The Facebook imbroglio has been a reminder of why we need data privacy laws. What is your opinion about privacy laws in India?
First of all, the recent decision of the apex court in India terming that privacy should be a right to an individual is a landmark ruling (in the Puttuswamy case). I think that was the most important first step in having data privacy rules in the country. Having said that, Asian nations, historically, have not attended to privacy as a core human right. The US fired the first shot in data privacy when a court in California ruled that the company needs to notify the consumer if their data is leaked out. That was the basic first step.
But now, with the EU’s GDPR coming to near-enforcement, we are seeing data privacy being more and more defined so that enforcement can become more stringent. GDPR, in particular, introduced a couple of concepts, which are new to many organisations. One, the role of a data protection officer, something that many organisations today do not have. Two, is notification – once you discovery that data has been lost or has become unavailable, you need to notify within 72 hours. Three, is the right to be forgotten – something that has become more important due to a direct coalition from the advancement of our search engines, social media and the all new wave of computer applications.
These are landmark rulings and are going to change how companies conduct businesses and ensure they have the ability to fulfil the requirements deemed under GDPR. You can expect privacy laws in India to be defined in the months to come.
You said there was dearth of talent when it comes to data protection officers. Does India have enough talent to meet the demand?
I think there is a dearth of talent in terms of fulfilling the responsibilities of a data protection officer anywhere in the globe today. We are a large employer in India and we are also seeing that there is critical shortage of talent here. But this is not just an India problem.
The GDPR rules have been set in such a way that a data protection officer needs to understand more than data. He needs to be able to understand governance, laws and compliance, among other things. So, this means that a whole set of advanced skills have to be concentrated on one person, ergo the shortage. You can expect the shortage to exist for some years to come.
Having said that, we also believe that India is well-positioned to meet these challenges because India has a large number of well-educated and very technical resources. India also has a strong experience and history of supplying application development and similar services to all countries around the globe. The DNA is there, we just need to train that talent pool for the required purpose.
Is Dell-EMC training its employees to fill the gap?

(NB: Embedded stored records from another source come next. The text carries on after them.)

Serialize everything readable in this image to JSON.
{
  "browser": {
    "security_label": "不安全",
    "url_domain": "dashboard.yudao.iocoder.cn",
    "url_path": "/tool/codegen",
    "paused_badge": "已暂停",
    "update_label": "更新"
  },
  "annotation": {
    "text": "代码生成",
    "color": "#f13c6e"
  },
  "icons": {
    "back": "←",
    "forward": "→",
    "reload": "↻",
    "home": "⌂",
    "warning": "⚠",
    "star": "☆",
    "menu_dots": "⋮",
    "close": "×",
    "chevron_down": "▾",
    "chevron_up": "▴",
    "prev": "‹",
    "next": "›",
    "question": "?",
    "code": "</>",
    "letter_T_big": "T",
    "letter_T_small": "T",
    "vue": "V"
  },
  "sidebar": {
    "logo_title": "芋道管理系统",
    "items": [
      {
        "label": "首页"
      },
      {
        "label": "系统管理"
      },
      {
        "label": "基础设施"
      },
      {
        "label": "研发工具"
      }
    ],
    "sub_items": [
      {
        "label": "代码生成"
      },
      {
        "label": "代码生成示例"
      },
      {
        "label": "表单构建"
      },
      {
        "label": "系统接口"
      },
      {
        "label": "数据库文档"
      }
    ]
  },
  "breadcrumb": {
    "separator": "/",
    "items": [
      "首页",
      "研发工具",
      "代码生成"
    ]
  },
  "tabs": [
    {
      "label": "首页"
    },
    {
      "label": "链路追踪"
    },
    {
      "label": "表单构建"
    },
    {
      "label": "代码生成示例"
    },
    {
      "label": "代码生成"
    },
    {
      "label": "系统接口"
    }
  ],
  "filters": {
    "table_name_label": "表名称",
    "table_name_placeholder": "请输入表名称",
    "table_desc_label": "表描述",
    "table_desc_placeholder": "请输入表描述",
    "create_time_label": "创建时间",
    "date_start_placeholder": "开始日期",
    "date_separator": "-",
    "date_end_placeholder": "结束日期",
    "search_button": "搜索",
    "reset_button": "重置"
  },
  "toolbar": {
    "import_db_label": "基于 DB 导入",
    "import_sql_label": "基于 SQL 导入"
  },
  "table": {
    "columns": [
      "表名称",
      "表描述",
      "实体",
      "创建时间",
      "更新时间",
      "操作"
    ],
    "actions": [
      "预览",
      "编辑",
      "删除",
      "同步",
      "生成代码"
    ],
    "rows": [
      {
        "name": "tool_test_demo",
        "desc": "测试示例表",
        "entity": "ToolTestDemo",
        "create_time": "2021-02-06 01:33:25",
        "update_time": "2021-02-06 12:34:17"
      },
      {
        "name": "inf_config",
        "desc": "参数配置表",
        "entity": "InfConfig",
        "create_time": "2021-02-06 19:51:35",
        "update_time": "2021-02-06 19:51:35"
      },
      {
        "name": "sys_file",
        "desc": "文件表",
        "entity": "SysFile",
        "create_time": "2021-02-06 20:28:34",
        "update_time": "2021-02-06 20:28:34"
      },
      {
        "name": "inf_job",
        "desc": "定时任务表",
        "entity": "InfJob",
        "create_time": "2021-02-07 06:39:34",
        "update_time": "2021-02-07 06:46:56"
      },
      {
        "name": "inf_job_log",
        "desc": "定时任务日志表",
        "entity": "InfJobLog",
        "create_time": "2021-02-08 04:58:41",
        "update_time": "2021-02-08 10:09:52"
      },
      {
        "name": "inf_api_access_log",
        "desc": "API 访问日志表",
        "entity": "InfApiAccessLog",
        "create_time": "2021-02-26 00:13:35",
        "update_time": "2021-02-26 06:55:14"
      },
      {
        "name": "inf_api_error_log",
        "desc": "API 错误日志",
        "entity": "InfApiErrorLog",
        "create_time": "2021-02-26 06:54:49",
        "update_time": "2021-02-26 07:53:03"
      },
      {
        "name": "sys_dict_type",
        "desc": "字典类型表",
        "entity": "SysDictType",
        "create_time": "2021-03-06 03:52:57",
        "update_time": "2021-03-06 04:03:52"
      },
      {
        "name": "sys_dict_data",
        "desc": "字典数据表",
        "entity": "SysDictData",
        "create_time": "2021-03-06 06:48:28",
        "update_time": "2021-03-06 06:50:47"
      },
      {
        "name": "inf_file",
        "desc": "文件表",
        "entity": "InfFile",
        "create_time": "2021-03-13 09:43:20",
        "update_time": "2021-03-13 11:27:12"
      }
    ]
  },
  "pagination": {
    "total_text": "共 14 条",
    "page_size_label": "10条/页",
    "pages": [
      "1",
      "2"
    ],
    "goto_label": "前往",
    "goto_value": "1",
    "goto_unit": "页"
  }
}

Every time there is a legislature of this kind, we make a collective effort in coherence with our partners, customers and governments to understand the impact of the new legislation. For example, in the case of GDPR, we have reached out to our community to help them understand that it is a global legislation and compliance is necessary from anywhere on the planet as long as the company is handling data of a EU citizen. In most of our offices we organise events and workshops to educate partners and customers.
What kind of marketing strategy are you employing in India?
Dell-EMC wants to do as much as it can and, hence, we are employing all kinds of marketing strategy, including direct sales pitches in some cases and, in others, following the channel partner approach. In India, we have renewed our focus on channel marketing. We are making sure that technology information is available for our partners and often we do joint channel events to help customers understand several important aspects, for one, the importance of compliance to GDPR.
In fact, Dell-EMC’s future strategy is very clear. We will lead the objective of digital transformation for our customers, will lead in IT transformation and workforce transformation.